Hoy es un hecho evidente que cada vez se lee menos. Por desgracia leer menos equivale a pensar menos y pensar menos lleva a que las personas sean cada vez menos personas. Se dice que estamos en la cultura de la imagen. Pero la imagen tiene un componente mucho más pasivo. La lectura exige una respuesta positiva, una acción. La imagen nos llega, la recibimos tal y como viene, no intervenimos en ella, no le damos forma. Lo que leemos no simplemente lo leemos. Leer supone poner en marcha un proceso de la inteligencia por el que traducimos unos signos, comprendemos lo que se nos comunica a través de esos signos y nos cuestionamos el contenido de esa comunicación. Leer nos hace ser más activos y más críticos; nos hace mirar la realidad de otro modo. No estoy desacreditando la imagen, sino simplemente defendiendo la palabra y la palabra escrita. Todos los lenguajes son necesarios. Pero hoy nos encontramos ante un déficit muy peligroso de lectura.
La lectura nos hace también más imaginativos, más creativos porque demanda un esfuerzo mayor que la mera recepción de imágenes. Y además, el déficit al que aludía, es mayor si nos referimos a lecturas que nos ayuden o nos hagan pensar, es decir, a lecturas que no sean de simple entretenimiento. Uno puede ir al cine o ver una película en televisión simplemente para pasar el rato o porque no tiene otra cosa mejor que hacer. Dice mucho que el diario en España de mayor tirada sea un diario deportivo. No me parece este dato nada positivo. Es un índice claro de por dónde van las inquietudes y los intereses de la inmensa mayoría. Por eso mismo me parece cada vez más necesario arriesgarse a pensar. He dicho bien: arriesgarse. Porque hoy, pensar es un riesgo. Y algo nada fácil. Me refiero, claro está, para pensar en profundidad. Se es capaz de pensar, pero sólo las cosas imprescindibles, para lo inmediato. Se pueden hacer planes futuros pero sin rebasar el horizonte de la finitud. El uso lógico de la inteligencia está desarrollado casi exclusivamente para las cuestiones técnicas. Más allá de estas cuestiones que afectan al aquí y ahora, a lo estrictamente pragmático, nos encontramos que para un gran número de personas se da una creciente incapacidad para plantearse cuestiones de otro ámbito y para comprender nociones como finalidad o sentido. La inteligencia se hace así cada vez más superficial y necesita cambios rápidos de registros porque las cuestiones últimas producen vértigo si es que aún no aparecen como absurdas o estúpidas.

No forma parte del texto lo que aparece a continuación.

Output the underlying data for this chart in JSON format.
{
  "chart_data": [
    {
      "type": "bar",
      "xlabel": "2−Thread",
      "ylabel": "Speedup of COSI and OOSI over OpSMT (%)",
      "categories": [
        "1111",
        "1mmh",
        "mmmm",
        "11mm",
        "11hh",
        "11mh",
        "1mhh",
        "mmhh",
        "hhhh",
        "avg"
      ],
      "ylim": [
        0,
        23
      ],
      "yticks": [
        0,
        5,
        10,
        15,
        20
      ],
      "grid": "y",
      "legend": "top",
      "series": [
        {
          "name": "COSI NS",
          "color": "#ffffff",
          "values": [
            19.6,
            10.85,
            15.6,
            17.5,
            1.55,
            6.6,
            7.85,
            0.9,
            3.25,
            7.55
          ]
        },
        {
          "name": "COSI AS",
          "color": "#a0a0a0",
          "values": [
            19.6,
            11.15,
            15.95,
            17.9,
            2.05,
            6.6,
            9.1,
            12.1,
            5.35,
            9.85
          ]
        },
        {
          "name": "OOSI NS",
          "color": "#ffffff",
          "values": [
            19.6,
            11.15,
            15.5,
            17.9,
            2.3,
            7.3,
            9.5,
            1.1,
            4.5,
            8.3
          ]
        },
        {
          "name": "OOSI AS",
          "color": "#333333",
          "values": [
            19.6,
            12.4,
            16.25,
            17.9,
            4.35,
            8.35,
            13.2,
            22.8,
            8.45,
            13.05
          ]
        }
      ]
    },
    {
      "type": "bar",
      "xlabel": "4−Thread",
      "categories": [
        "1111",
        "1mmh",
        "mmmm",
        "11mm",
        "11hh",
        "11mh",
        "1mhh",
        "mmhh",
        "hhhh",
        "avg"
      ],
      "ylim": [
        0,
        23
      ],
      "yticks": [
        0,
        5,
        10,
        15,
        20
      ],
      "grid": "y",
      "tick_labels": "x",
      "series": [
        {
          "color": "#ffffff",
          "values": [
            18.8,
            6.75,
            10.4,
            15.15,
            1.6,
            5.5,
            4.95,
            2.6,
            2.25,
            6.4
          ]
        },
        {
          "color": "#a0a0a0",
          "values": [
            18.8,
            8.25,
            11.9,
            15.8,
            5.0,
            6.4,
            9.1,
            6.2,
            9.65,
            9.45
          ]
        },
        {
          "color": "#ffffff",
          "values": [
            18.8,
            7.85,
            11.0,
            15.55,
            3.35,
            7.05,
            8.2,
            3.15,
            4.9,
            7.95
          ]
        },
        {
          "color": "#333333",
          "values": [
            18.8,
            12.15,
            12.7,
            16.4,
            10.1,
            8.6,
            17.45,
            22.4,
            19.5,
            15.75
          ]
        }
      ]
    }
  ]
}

Les cuento una anécdota real. La cuento tal y como a mí me la contaron. El primer día de clase en la Facultad de Filosofía de cierta universidad española, el veterano profesor, hombre profundo y verdadero pensador y filósofo, se dirige enérgicamente a los alumnos de primer curso diciéndoles: «¡Piensen! ¡Piensen!». Y añadía. «Les aseguro a que va a ser para ustedes una experiencia novedosa y fascinante».
Sí, por desgracia, hay muchos jóvenes que van a la universidad pero no han pensado nunca. Desconocen lo que se llama pensar en serio. Pensar, es una tarea que hoy, requiere ante todo audacia. Todo parece tan problemático y confuso que ejercer nuestra capacidad de razonar parece una aventura peligrosa. Al menos uno tiene la sospecha de que no llegará a ninguna base firme y que por lo tanto no vale la pena. Mejor dedicar el tiempo a otra cosa. Y sin embargo, pensar, es lo más propiamente humano y es imposible ahogar totalmente esa tendencia. De un modo u otro, ante determinadas situaciones, el ser humano no puede dejar de plantearse las preguntas fundamentales. Lo que sí puede, y por desgracia hace en muchas ocasiones, es no prestar atención a esos interrogantes. Pero no hacerlo nos degrada como seres humanos y nos reduce a la pura animalidad, al embrutecimiento más pernicioso y triste que podamos imaginar.